Insights become impactful when they are internalized by organizations and people. Internalization helps insights become learning. Learning allows brands to make new connections that lead to innovation and are the basis of what they do. Moreover, internalized insights can become currency for communication.
It is important to think about how we share learning with clients. Without this we are left with inert ideas – ideas that are not utilised or thrown into new combinations.
What prevents internalisation at the moment:
- Not enough time – the process of making connections requires you to immerse in a subject but then to step out of it and re look at it with fresh eyes/new perspective
- Not engaging different senses – too reliant on one way communication. Internalization requires cognition and empathy
- Not seeking inspirations from different perspectives.
Workshops have been a solution for bridging the gap between insight and idea. But not every project ends up in a workshop. The opportunity is to see how we can do more to make insights impactful even in a 60 minute ‘presentation’.

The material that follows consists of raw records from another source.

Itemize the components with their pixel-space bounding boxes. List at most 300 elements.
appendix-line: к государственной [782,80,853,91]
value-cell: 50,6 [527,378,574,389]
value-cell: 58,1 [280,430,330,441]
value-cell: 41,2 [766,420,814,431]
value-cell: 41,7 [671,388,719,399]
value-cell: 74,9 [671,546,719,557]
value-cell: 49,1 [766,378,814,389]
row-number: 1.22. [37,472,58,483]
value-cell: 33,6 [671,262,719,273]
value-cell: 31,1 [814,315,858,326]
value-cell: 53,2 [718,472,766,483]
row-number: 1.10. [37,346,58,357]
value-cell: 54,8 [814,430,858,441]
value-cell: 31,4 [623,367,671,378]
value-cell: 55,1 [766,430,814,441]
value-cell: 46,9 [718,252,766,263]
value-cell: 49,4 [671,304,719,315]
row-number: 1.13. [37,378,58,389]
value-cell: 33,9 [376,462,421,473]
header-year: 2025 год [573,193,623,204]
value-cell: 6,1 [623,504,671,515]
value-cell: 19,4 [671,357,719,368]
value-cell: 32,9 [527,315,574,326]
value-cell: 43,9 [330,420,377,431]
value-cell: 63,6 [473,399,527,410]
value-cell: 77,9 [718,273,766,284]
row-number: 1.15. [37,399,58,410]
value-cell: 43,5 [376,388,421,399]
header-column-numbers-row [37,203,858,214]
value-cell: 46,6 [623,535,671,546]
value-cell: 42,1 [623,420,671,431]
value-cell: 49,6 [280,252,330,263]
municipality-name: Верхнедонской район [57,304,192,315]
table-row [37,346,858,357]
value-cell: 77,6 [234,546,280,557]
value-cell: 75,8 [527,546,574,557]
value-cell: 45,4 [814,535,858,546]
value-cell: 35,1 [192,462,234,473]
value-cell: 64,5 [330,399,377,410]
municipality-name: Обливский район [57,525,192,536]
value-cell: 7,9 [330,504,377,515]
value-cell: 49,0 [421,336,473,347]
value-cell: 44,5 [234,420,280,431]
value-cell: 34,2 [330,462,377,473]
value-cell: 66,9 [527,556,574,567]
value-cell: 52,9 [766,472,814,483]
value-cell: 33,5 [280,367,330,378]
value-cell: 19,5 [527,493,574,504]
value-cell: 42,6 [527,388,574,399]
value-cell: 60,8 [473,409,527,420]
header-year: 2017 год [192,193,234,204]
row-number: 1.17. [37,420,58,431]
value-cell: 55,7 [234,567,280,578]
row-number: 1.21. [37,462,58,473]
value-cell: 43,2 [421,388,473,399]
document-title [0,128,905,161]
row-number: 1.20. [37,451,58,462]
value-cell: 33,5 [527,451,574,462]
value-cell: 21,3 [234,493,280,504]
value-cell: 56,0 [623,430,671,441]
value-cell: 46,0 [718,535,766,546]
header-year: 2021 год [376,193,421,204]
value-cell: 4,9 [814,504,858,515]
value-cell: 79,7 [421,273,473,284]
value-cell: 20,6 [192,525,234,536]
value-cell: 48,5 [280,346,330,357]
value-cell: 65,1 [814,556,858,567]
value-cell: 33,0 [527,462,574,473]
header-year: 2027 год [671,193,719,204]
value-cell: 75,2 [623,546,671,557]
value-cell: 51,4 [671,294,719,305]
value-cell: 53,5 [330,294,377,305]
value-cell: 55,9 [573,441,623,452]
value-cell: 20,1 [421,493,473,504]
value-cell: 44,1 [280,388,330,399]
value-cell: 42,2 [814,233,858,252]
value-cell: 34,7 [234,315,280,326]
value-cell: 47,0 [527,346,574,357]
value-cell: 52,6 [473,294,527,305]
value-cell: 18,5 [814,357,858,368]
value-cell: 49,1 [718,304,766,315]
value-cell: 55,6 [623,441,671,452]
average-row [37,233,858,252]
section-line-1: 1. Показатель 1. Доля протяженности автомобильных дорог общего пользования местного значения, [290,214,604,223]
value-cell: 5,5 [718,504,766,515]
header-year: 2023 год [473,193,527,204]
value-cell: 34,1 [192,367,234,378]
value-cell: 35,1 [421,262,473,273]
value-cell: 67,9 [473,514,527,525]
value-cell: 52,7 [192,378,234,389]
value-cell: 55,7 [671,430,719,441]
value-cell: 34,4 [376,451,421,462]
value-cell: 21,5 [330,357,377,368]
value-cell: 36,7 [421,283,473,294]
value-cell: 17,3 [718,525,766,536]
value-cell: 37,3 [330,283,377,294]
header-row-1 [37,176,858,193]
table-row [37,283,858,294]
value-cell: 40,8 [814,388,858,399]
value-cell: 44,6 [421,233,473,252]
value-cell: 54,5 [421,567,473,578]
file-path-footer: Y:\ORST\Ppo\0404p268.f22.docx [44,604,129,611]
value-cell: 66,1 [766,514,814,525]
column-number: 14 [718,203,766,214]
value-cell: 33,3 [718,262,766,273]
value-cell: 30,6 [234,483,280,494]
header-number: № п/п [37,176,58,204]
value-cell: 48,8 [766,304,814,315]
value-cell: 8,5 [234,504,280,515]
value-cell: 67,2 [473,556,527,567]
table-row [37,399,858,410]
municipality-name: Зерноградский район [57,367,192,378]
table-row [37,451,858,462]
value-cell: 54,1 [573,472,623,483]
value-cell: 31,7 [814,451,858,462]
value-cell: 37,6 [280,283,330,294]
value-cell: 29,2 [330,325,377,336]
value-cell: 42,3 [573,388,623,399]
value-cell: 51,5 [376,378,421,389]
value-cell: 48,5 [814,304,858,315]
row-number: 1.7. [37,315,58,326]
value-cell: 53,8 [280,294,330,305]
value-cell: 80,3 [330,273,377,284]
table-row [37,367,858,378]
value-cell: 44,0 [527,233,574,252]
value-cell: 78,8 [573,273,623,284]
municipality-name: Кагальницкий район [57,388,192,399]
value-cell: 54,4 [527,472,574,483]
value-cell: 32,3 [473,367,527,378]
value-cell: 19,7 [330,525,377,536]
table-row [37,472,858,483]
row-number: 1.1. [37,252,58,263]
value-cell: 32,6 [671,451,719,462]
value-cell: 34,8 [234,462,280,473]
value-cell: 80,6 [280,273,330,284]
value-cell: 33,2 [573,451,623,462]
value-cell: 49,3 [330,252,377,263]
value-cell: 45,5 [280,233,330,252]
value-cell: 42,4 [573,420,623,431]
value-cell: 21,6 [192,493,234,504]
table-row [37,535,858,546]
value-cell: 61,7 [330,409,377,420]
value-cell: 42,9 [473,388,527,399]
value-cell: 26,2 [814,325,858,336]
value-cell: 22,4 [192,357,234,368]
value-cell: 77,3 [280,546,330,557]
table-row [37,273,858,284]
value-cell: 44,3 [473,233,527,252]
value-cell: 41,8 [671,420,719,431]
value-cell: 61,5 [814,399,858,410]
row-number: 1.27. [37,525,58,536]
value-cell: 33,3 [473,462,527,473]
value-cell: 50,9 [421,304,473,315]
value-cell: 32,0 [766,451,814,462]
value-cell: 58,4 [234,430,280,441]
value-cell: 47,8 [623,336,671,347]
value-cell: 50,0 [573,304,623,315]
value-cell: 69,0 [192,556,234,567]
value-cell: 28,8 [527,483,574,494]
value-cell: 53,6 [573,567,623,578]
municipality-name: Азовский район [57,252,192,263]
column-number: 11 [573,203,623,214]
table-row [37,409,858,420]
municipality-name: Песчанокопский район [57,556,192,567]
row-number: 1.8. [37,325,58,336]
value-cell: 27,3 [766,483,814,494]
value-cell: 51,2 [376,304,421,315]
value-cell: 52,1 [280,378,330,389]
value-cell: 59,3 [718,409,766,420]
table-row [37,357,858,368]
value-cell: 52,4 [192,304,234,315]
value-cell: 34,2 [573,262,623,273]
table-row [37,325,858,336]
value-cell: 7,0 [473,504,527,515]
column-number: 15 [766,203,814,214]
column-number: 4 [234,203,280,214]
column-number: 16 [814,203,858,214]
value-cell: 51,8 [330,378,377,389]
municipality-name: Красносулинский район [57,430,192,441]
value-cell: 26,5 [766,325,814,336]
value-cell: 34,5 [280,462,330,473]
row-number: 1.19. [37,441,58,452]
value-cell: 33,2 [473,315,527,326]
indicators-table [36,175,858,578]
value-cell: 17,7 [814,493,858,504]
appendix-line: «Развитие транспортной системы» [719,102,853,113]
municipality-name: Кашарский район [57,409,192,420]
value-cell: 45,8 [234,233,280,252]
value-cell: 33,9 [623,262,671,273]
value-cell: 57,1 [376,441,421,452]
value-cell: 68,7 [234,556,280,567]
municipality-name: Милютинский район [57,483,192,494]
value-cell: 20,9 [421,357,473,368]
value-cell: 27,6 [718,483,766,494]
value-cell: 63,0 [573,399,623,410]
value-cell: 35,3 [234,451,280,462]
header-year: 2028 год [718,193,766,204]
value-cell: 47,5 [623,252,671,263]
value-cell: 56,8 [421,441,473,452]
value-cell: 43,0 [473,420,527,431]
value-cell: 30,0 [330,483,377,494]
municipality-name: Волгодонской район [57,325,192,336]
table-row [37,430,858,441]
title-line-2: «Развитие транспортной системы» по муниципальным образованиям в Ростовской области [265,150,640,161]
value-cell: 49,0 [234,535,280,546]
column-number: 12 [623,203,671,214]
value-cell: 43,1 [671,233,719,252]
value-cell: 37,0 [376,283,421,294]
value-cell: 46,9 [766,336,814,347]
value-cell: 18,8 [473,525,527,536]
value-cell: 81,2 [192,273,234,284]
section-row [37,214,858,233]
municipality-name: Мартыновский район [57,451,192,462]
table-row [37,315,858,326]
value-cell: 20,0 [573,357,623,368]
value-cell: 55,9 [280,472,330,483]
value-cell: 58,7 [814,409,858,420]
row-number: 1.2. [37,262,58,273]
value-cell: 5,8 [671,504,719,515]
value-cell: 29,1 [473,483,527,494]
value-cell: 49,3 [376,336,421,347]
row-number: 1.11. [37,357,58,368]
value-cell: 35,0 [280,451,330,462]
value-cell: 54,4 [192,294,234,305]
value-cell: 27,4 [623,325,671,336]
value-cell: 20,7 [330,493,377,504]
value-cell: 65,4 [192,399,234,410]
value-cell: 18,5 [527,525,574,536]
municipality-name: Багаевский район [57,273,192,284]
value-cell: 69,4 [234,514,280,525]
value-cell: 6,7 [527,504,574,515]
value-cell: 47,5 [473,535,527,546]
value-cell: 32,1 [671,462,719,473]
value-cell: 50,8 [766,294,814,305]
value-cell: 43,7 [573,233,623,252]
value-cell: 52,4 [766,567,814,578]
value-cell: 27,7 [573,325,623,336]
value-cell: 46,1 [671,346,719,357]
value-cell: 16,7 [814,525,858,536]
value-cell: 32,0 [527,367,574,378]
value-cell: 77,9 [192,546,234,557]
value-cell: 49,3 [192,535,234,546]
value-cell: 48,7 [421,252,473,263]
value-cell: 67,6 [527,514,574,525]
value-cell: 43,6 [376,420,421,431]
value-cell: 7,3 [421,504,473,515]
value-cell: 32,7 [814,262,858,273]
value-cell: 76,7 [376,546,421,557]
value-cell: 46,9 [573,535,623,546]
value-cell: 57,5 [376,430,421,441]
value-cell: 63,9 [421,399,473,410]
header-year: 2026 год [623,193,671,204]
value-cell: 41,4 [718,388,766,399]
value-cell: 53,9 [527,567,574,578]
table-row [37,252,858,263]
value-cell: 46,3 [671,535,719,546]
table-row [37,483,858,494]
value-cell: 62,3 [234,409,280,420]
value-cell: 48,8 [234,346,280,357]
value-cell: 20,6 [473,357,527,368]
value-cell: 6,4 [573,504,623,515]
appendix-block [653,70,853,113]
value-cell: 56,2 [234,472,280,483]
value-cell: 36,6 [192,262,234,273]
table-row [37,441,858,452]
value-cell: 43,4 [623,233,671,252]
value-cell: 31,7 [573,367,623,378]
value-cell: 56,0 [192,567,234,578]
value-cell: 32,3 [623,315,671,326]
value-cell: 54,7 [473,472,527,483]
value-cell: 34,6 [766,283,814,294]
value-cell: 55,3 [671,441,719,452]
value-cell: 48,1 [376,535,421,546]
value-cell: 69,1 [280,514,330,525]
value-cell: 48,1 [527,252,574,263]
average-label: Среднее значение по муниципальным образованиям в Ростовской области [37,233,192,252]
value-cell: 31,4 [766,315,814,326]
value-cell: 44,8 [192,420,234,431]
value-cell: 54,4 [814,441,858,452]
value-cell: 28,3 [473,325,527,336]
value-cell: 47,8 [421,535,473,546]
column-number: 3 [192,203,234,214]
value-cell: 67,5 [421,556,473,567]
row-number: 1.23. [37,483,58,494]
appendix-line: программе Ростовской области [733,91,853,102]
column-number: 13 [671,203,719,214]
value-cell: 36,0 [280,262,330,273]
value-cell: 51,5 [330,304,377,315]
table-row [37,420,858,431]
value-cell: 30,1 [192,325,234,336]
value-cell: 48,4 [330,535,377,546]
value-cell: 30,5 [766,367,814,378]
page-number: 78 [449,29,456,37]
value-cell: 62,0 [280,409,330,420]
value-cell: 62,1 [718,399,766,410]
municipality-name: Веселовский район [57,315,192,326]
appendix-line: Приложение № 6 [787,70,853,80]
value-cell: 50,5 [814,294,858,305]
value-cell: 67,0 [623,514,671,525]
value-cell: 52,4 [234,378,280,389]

Here are a few things to think about:
1) It is important to engage all the senses – not just listening but visuals and artefacts. What are the ways we can convert insights into artefacts e.g. post cards or a curated wall of learning
2) Learn by doing – use cue cards or frameworks and get clients to populate these
3) Bringing other category/brand inspiration into the thinking process
What this means is we need to re think how we conduct fieldwork (yes even if it is a group discussion) so that we can get more visual and tangible output beyond just conversations.
“Perhaps the aha experience when everything finally snaps into place marks the culmination of the insight process. Perhaps it isn’t the insight itself” – Gary Klein
PS: This is the second time we have referenced death in our posts – perhaps a sign of the changes in the industry – but we will try and be more optimistic in the subsequent posts!